O senhor descreveu o apoio neoconservador à guerra como potencialmente problemático para Israel. Por quê?
A América poderia vencer facilmente o Iraque, mas se Saddam tem um complexo de Sansão, qual seria seu último ato? Poderia atingir Israel no final com tudo o que ainda tiver? Nesse momento ele será um homem muito perigoso, sem mais nada a perder. Ele não ousaria atacar Israel no início. Isso certamente o destruiria. Ele nem sequer ousaria, acredito, permitir que terroristas o fizessem para ele, devido ao motivo óbvio de que seria muito fácil atribuir a ele. Mas se Saddam tiver perdido tudo, se for remotamente tão mau quanto o pintam, e bem pode ser, então a probabilidade é que derrube as colunas do templo: ele estará pronto para descansar como o superterrorista da história. O que não entendo, portanto, é por que o governo Sharon está tão disposto a apostar na capacidade de Israel se defender (ou ser defendida) contra um ataque extremo.

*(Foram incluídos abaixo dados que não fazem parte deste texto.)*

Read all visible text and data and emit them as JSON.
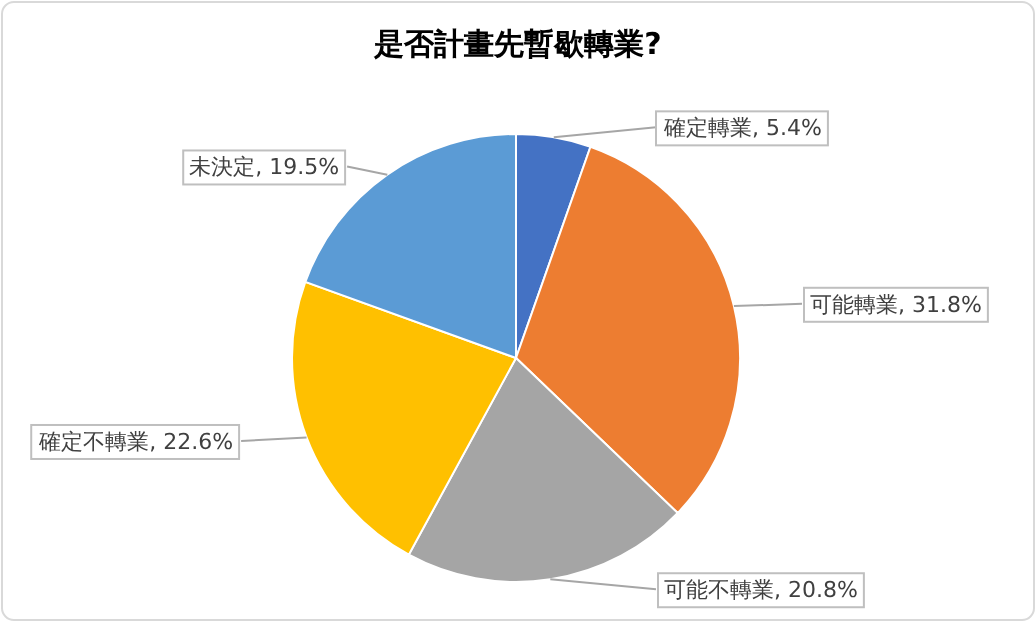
{
  "chart_data": {
    "type": "pie",
    "title": "是否計畫先暫歇轉業?",
    "categories": [
      "確定轉業",
      "可能轉業",
      "可能不轉業",
      "確定不轉業",
      "未決定"
    ],
    "values": [
      5.4,
      31.8,
      20.8,
      22.6,
      19.5
    ],
    "colors": [
      "#4472c4",
      "#ed7d31",
      "#a5a5a5",
      "#ffc000",
      "#5b9bd5"
    ],
    "value_labels": [
      ", 5.4%",
      ", 31.8%",
      ", 20.8%",
      ", 22.6%",
      ", 19.5%"
    ],
    "legend": false
  }
}
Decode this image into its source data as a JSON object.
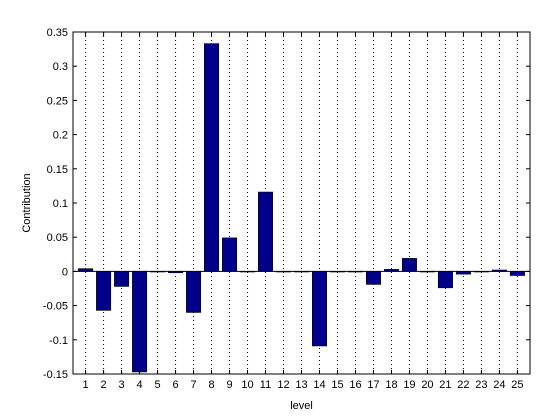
{
  "chart_data": {
    "type": "bar",
    "title": "",
    "xlabel": "level",
    "ylabel": "Contribution",
    "categories": [
      "1",
      "2",
      "3",
      "4",
      "5",
      "6",
      "7",
      "8",
      "9",
      "10",
      "11",
      "12",
      "13",
      "14",
      "15",
      "16",
      "17",
      "18",
      "19",
      "20",
      "21",
      "22",
      "23",
      "24",
      "25"
    ],
    "values": [
      0.004,
      -0.057,
      -0.022,
      -0.147,
      0.0,
      -0.002,
      -0.06,
      0.333,
      0.049,
      0.0,
      0.116,
      0.0,
      0.0,
      -0.109,
      0.0,
      0.0,
      -0.019,
      0.003,
      0.019,
      0.0,
      -0.024,
      -0.004,
      0.0,
      0.002,
      -0.006
    ],
    "xlim": [
      0.3,
      25.7
    ],
    "ylim": [
      -0.15,
      0.35
    ],
    "yticks": [
      -0.15,
      -0.1,
      -0.05,
      0,
      0.05,
      0.1,
      0.15,
      0.2,
      0.25,
      0.3,
      0.35
    ],
    "ytick_labels": [
      "-0.15",
      "-0.1",
      "-0.05",
      "0",
      "0.05",
      "0.1",
      "0.15",
      "0.2",
      "0.25",
      "0.3",
      "0.35"
    ],
    "grid": "x-dotted",
    "bar_color": "#00008b",
    "bar_edge_color": "#000000"
  }
}
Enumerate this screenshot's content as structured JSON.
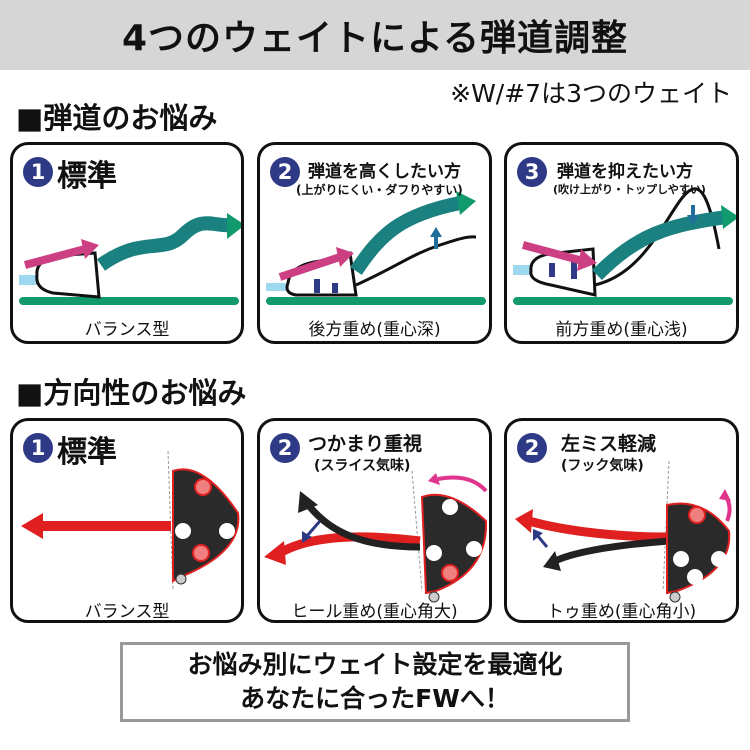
{
  "title": "4つのウェイトによる弾道調整",
  "note": "※W/#7は3つのウェイト",
  "section1": {
    "heading": "■弾道のお悩み",
    "panels": [
      {
        "num": "1",
        "title": "標準",
        "subtitle": "",
        "caption": "バランス型"
      },
      {
        "num": "2",
        "title": "弾道を高くしたい方",
        "subtitle": "(上がりにくい・ダフりやすい)",
        "caption": "後方重め(重心深)"
      },
      {
        "num": "3",
        "title": "弾道を抑えたい方",
        "subtitle": "(吹け上がり・トップしやすい)",
        "caption": "前方重め(重心浅)"
      }
    ]
  },
  "section2": {
    "heading": "■方向性のお悩み",
    "panels": [
      {
        "num": "1",
        "title": "標準",
        "subtitle": "",
        "caption": "バランス型"
      },
      {
        "num": "2",
        "title": "つかまり重視",
        "subtitle": "(スライス気味)",
        "caption": "ヒール重め(重心角大)"
      },
      {
        "num": "2",
        "title": "左ミス軽減",
        "subtitle": "(フック気味)",
        "caption": "トゥ重め(重心角小)"
      }
    ]
  },
  "footer": {
    "line1": "お悩み別にウェイト設定を最適化",
    "line2": "あなたに合ったFWへ！"
  },
  "colors": {
    "badge": "#2f3a86",
    "trajectory": "#119a6e",
    "swing": "#cc3f82",
    "ground": "#119a6e",
    "weight_heavy": "#e8363c",
    "arrow_blue": "#1f6f9a"
  }
}
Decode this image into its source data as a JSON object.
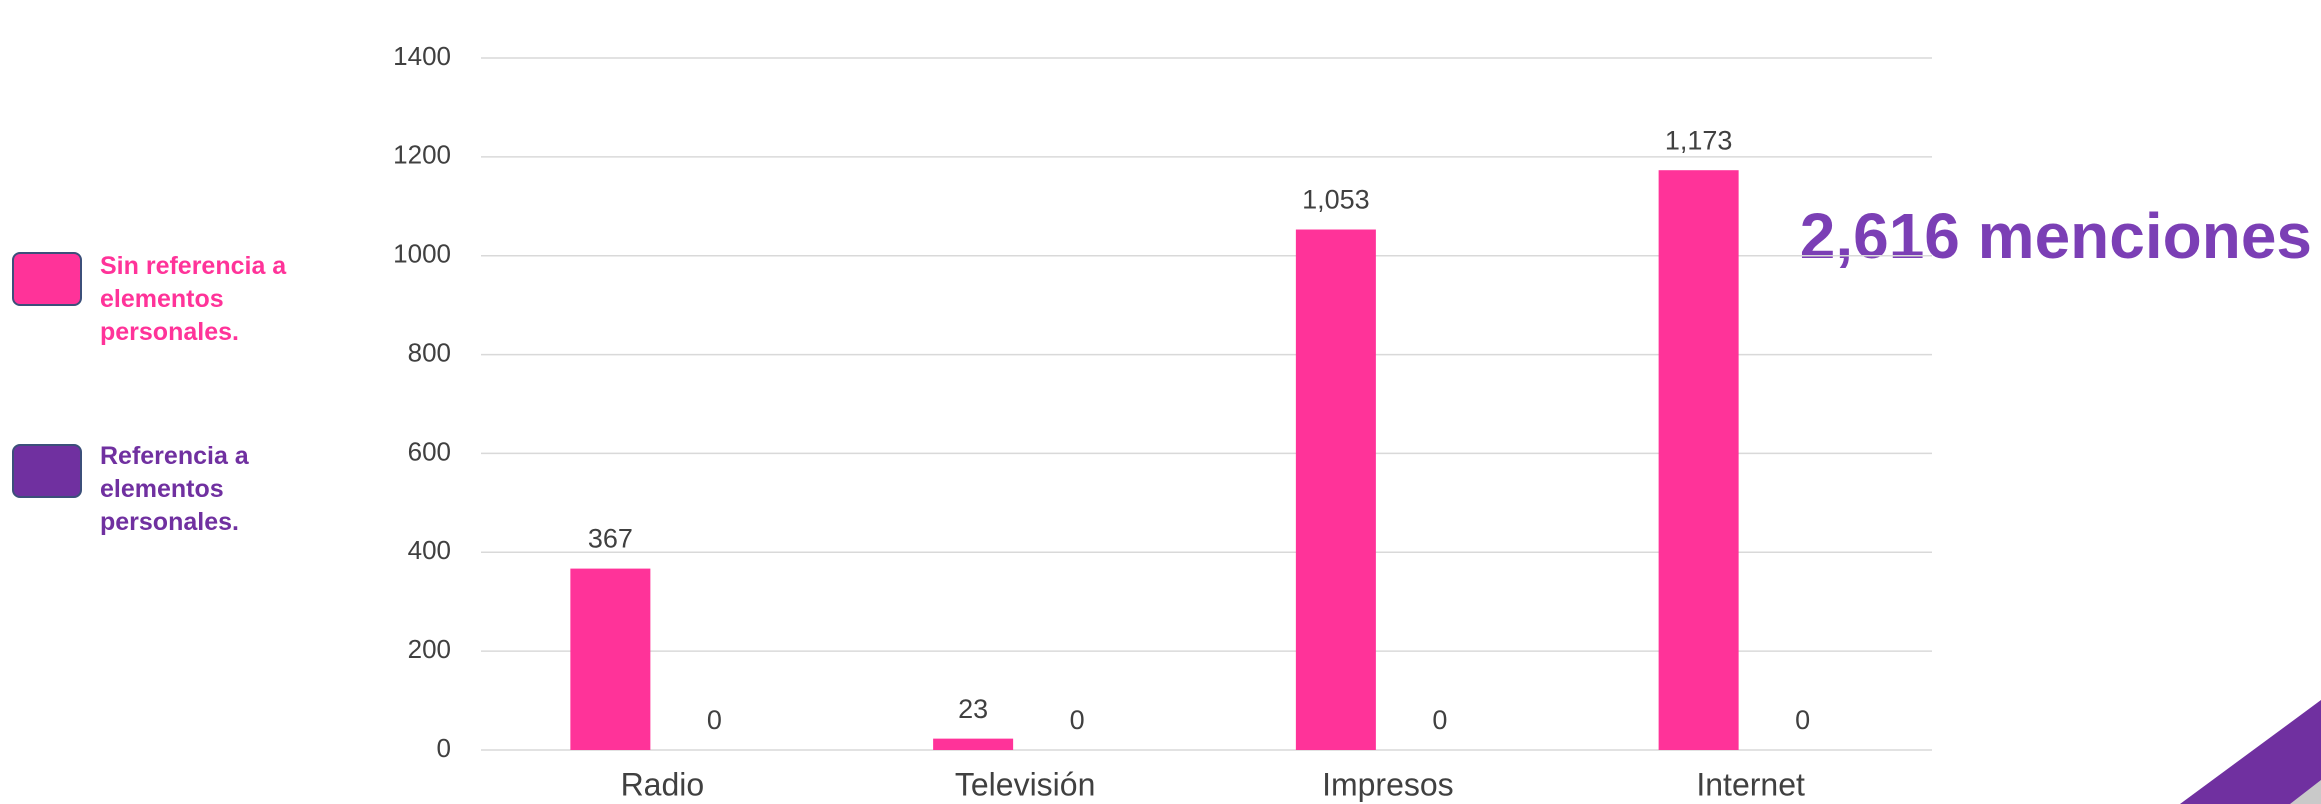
{
  "chart_data": {
    "type": "bar",
    "annotation": "2,616 menciones",
    "categories": [
      "Radio",
      "Televisión",
      "Impresos",
      "Internet"
    ],
    "series": [
      {
        "name": "Sin referencia a elementos personales.",
        "color": "#ff3399",
        "values": [
          367,
          23,
          1053,
          1173
        ],
        "value_labels": [
          "367",
          "23",
          "1,053",
          "1,173"
        ]
      },
      {
        "name": "Referencia a elementos personales.",
        "color": "#7030a0",
        "values": [
          0,
          0,
          0,
          0
        ]
      }
    ],
    "ylim": [
      0,
      1400
    ],
    "yticks": [
      0,
      200,
      400,
      600,
      800,
      1000,
      1200,
      1400
    ],
    "grid": true
  }
}
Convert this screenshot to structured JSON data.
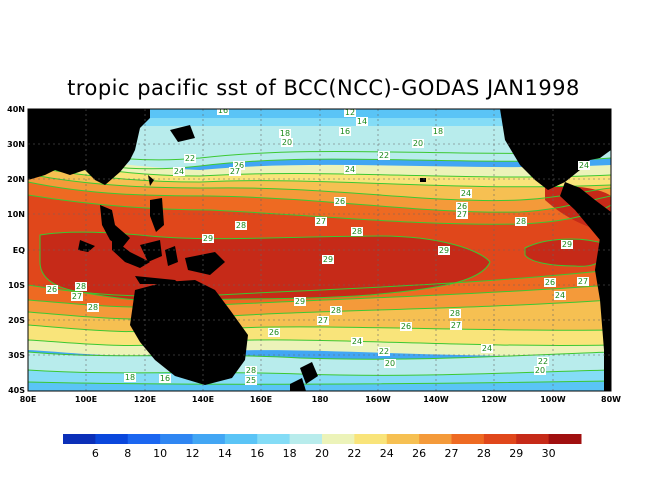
{
  "title": "tropic pacific sst of BCC(NCC)-GODAS JAN1998",
  "lat_labels": [
    "40N",
    "30N",
    "20N",
    "10N",
    "EQ",
    "10S",
    "20S",
    "30S",
    "40S"
  ],
  "lon_labels": [
    "80E",
    "100E",
    "120E",
    "140E",
    "160E",
    "180",
    "160W",
    "140W",
    "120W",
    "100W",
    "80W"
  ],
  "contour_labels": [
    "12",
    "14",
    "16",
    "16",
    "16",
    "18",
    "18",
    "18",
    "20",
    "20",
    "20",
    "20",
    "22",
    "22",
    "22",
    "22",
    "24",
    "24",
    "24",
    "24",
    "24",
    "24",
    "24",
    "25",
    "26",
    "26",
    "26",
    "26",
    "26",
    "26",
    "26",
    "27",
    "27",
    "27",
    "27",
    "27",
    "27",
    "27",
    "28",
    "28",
    "28",
    "28",
    "28",
    "28",
    "28",
    "28",
    "29",
    "29",
    "29",
    "29",
    "29"
  ],
  "colorbar": {
    "labels": [
      "6",
      "8",
      "10",
      "12",
      "14",
      "16",
      "18",
      "20",
      "22",
      "24",
      "26",
      "27",
      "28",
      "29",
      "30"
    ],
    "colors": [
      "#0b2fb8",
      "#0a47dc",
      "#1b66f0",
      "#2f86f2",
      "#42a6f4",
      "#5ac4f6",
      "#84dcf6",
      "#b8ecec",
      "#ecf3b9",
      "#f9e47a",
      "#f6c052",
      "#f49a3a",
      "#ee6a22",
      "#e0471b",
      "#c62a18",
      "#a00f0f"
    ]
  },
  "colors": {
    "land": "#000000",
    "contour_line": "#3cc832",
    "label_text": "#1b8a1b"
  }
}
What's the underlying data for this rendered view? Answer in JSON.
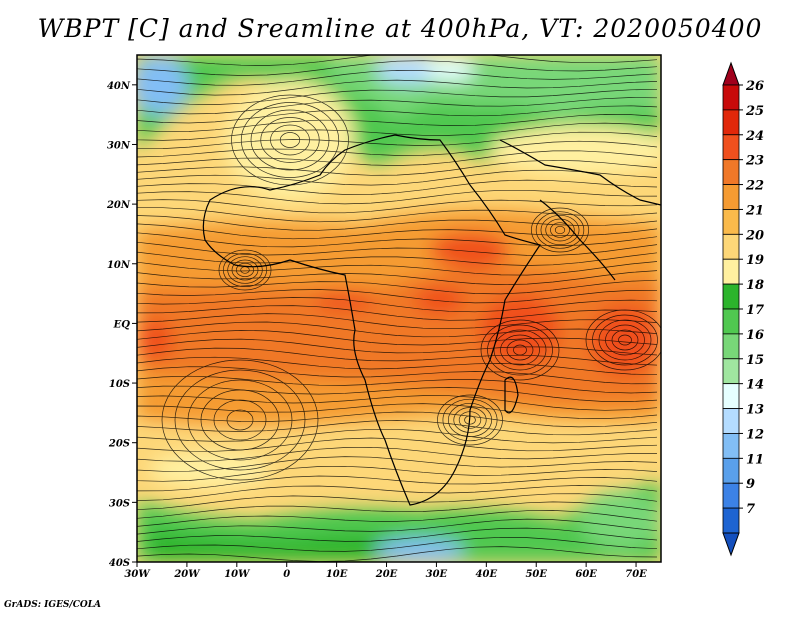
{
  "title": "WBPT [C] and Sreamline at 400hPa, VT: 2020050400",
  "footer": "GrADS: IGES/COLA",
  "map": {
    "variable": "Wet-bulb potential temperature",
    "unit": "C",
    "level": "400hPa",
    "valid_time": "2020050400",
    "lon_range": [
      -30,
      75
    ],
    "lat_range": [
      -40,
      45
    ],
    "x_tick_labels": [
      "30W",
      "20W",
      "10W",
      "0",
      "10E",
      "20E",
      "30E",
      "40E",
      "50E",
      "60E",
      "70E"
    ],
    "y_tick_labels": [
      "40N",
      "30N",
      "20N",
      "10N",
      "EQ",
      "10S",
      "20S",
      "30S",
      "40S"
    ],
    "overlay": "streamlines"
  },
  "colorbar": {
    "labels": [
      "26",
      "25",
      "24",
      "23",
      "22",
      "21",
      "20",
      "19",
      "18",
      "17",
      "16",
      "15",
      "14",
      "13",
      "12",
      "11",
      "9",
      "7"
    ],
    "colors": [
      "#a0001c",
      "#c80a0a",
      "#e1280a",
      "#f0501e",
      "#f07828",
      "#f59b32",
      "#faba4b",
      "#fdd778",
      "#fff0a0",
      "#2cb42c",
      "#50c850",
      "#78d778",
      "#a0e6a0",
      "#e6ffff",
      "#b4dcff",
      "#82bef5",
      "#5aa0eb",
      "#3c82e6",
      "#1e64d2",
      "#1450be"
    ]
  }
}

O senhor nunca foi um anti-sionista de qualquer espécie.
Não, eu parto de um conjunto de noções simples, nada sofisticadas, sobre Israel. Era um país tão pequeno quando começou... Se os líderes árabes tivessem algum tipo de bondade humana, poderiam ter dito: essas pessoas passaram pelo inferno. Vamos tratá-las com cortesia islâmica, como devemos tratar os estrangeiros. Em vez disso, os declararam inimigos. Os israelenses não tiveram alternativa senão se fortalecer e aliar-se a nós. Ao fazer isso, alguns dos melhores aspectos da natureza judia - a ironia, o amor pela verdade, o amor pela sabedoria e a justiça - sofreram depredações internas.
Quando se tratou de salvar seu país, tudo mudou. Quantidade modifica qualidade - talvez sejam as três melhores palavras que Engels escreveu. Na medida em que os israelenses endureceram, perderam qualquer objetividade elevada e duramente conquistada, qualquer busca desinteressada pelo valor social. O logotipo tornou-se Israel, meu Israel. Isso era inevitável. Também é trágico, eu acho. Israel é hoje mais uma potência no mundo. Mas o que eles perderam é especial. Hoje eles tratam os palestinos como se os palestinos fossem judeus do gueto. É uma das grandes ironias. Você sabe: quanto mais velho você fica, mais passa a depender da ironia como último elemento humano em que pode confiar. Tudo o que existe será mais cedo ou mais tarde virado do avesso.

Qual a sua opinião sobre Ariel Sharon?
Ele é o que é. Um bruto. Um general de potência. Acho que sua defesa seria: "Sou o que o destino me fez". Se ele tivesse vivido no gueto, teria sido um dos homens mais fortes e provavelmente um dos mais desprezados. Mas ele é um israelense. O que é óbvio, o que se destaca na maioria dos israelenses é que eles são patriotas. Meu Deus, como são! Depois de Hitler, como poderiam não ser? Nesse sentido, tenho certeza de que Sharon acredita que está fazendo a única coisa possível, que está fazendo a coisa certa.


Tradução de Luiz Roberto Mendes Gonçalves.